Blinky Blinky Computerband – For A Better World – Blinkypix 2016

Von Matthias Bosenick (09.09.2016)

Auf seinem neuen Album „For A Better World“ gibt Olaf Krautwurst seiner selbstgewählten Stilbezeichnung „Strange Electro Pop“ für sein Projekt Blinky Blinky Computerband eine gewaltige Ladung zusätzlicher Durchschlagskraft: So abwechslungsreich wie hier war sein elektronisch dominierter Sound noch nie. Das liegt nicht nur an seiner eigenen großen Bandbreite in synthetischer Musik, sondern auch an seinen Gastmusikern, allen voran Michael Arnold alias Arni, der auf fast der Hälfte der Songs an der E-Gitarre zu hören ist. Und außer der des Schreibers dieser Zeilen und des Synergy-Bandchefs Henning Reuter sticht besonders eine Gaststimme hervor: die von Darrin Huss, seines Zeichens Kopf des einst kanadischen Synthie-EBM-Projektes Psyche. Ja, hier geht was!

Schon von sich aus ist Olaf vielseitig: Er kann EBM, Industrial, Synthiepop, Techno, Ambient und alle möglichen elektronischen Spielarten dazwischen. Bei Blinky Blinky Computerband liegt der Schwerpunkt zwar eindeutig im Pop, doch gewinnt er dem Seiten ab, die man eher nicht im Radio hört; da brechen sich seine früheren, härteren Projekte wie Inside Agitator oder Abnormal Dysfunction Bahn, jedoch nie so, dass es direkt nach ihnen klingt. Olaf hat sich längst weiterbewegt, und auch wenn er alte Songs hier in neuen Fassungen bringt, dann haben sie bis auf den Text und die Akkordfolgen nichts mehr mit den Urversionen gemein.

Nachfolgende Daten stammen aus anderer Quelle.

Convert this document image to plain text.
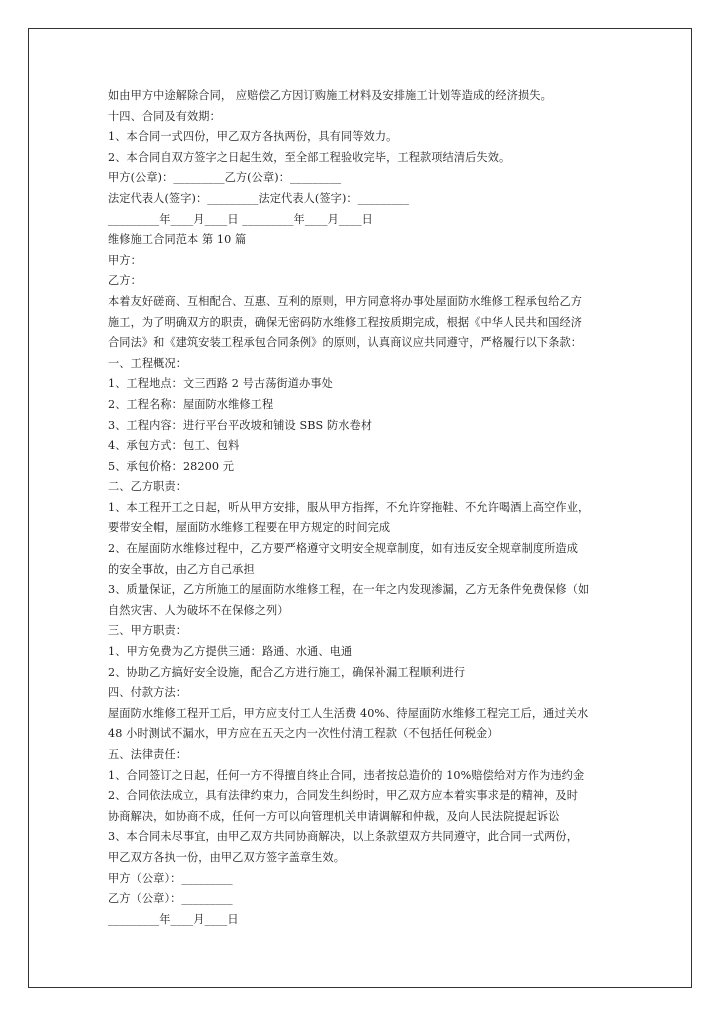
如由甲方中途解除合同， 应赔偿乙方因订购施工材料及安排施工计划等造成的经济损失。
十四、合同及有效期：
1、本合同一式四份，甲乙双方各执两份，具有同等效力。
2、本合同自双方签字之日起生效，至全部工程验收完毕，工程款项结清后失效。
甲方(公章)：_________乙方(公章)：_________
法定代表人(签字)：_________法定代表人(签字)：_________
_________年____月____日 _________年____月____日
维修施工合同范本 第 10 篇
甲方：
乙方：
本着友好磋商、互相配合、互惠、互利的原则，甲方同意将办事处屋面防水维修工程承包给乙方
施工，为了明确双方的职责，确保无密码防水维修工程按质期完成，根据《中华人民共和国经济
合同法》和《建筑安装工程承包合同条例》的原则，认真商议应共同遵守，严格履行以下条款：
一、工程概况：
1、工程地点：文三西路 2 号古荡街道办事处
2、工程名称：屋面防水维修工程
3、工程内容：进行平台平改坡和铺设 SBS 防水卷材
4、承包方式：包工、包料
5、承包价格：28200 元
二、乙方职责：
1、本工程开工之日起，听从甲方安排，服从甲方指挥，不允许穿拖鞋、不允许喝酒上高空作业，
要带安全帽，屋面防水维修工程要在甲方规定的时间完成
2、在屋面防水维修过程中，乙方要严格遵守文明安全规章制度，如有违反安全规章制度所造成
的安全事故，由乙方自己承担
3、质量保证，乙方所施工的屋面防水维修工程，在一年之内发现渗漏，乙方无条件免费保修（如
自然灾害、人为破坏不在保修之列）
三、甲方职责：
1、甲方免费为乙方提供三通：路通、水通、电通
2、协助乙方搞好安全设施，配合乙方进行施工，确保补漏工程顺利进行
四、付款方法：
屋面防水维修工程开工后，甲方应支付工人生活费 40%、待屋面防水维修工程完工后，通过关水
48 小时测试不漏水，甲方应在五天之内一次性付清工程款（不包括任何税金）
五、法律责任：
1、合同签订之日起，任何一方不得擅自终止合同，违者按总造价的 10%赔偿给对方作为违约金
2、合同依法成立，具有法律约束力，合同发生纠纷时，甲乙双方应本着实事求是的精神，及时
协商解决，如协商不成，任何一方可以向管理机关申请调解和仲裁，及向人民法院提起诉讼
3、本合同未尽事宜，由甲乙双方共同协商解决，以上条款望双方共同遵守，此合同一式两份，
甲乙双方各执一份，由甲乙双方签字盖章生效。
甲方（公章）：_________
乙方（公章）：_________
_________年____月____日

Der Schwerpunkt von Olafs Musik liegt weniger auf den Kompositionen als auf den Arrangements, da ist er ein Meister seines Fachs. Er zaubert unerwartete Elemente zusammen und kreiert eine breite Palette von Atmosphären; so kann er dunkel und bedrückend ebenso sein wie freundlich und tanzbar. An mancher Stelle mag er zudem seinen Witz nicht verbergen: Erinnert die eine Melodielinie nicht etwas an „Smalltown Boy“, die andere Pizzicatogeige nicht an „Lullaby“? Und was kiekst eine junge Dame da eigentlich plötzlich im Offbeat?

Das unerwartetste Element ist indes Arnis Gitarre. Hier kann man sich nur vor Olafs Konzept verneigen: Er ließ Arni zu seinen Songs jammen, nahm die dabei entstandenen Sounds auf und fügte sie nach seinem Geschmack den Liedern zu. Bedeutet: So gut wie nichts, was man hört, hat Arni auch so gespielt – Olaf erstellte quasi eine eigene Sampledatenbank. Wichtig war ihm dabei aber, dass die Gitarre eben nicht so klang wie aus einer fertigen Datenbank, sondern er ließ auch mal Schräglagen und ungerade Töne zu. Damit schafft er einen spannenden Spagat: Einerseits ist Olafs Musik elektronisch, also synthetisch, andererseits durchbricht die absolut beseelte Gitarre genau diese systemimmanente Künstlichkeit. Nächster Pluspunkt dabei ist, dass die Gitarre bei keinen zwei Stücken gleich klingt, sondern immer der Atmosphäre angepasst durch die Effektgeräte gejagt wurde. Da erinnert ein „Killing Machine“ angenehm an Neunziger-Großtaten von Ministry, mit einem Bigbeat von The Prodigy versetzt, da trägt ein „Somewhere At Night“ den Sound der australischen Wüste, wie ihn etwa Hugo Race darbietet, oder gemahnt ein „Ghost Train“ an die Elektro-Gitarre-Hybriden der wavigen Neunziger wie von The Fair Sex.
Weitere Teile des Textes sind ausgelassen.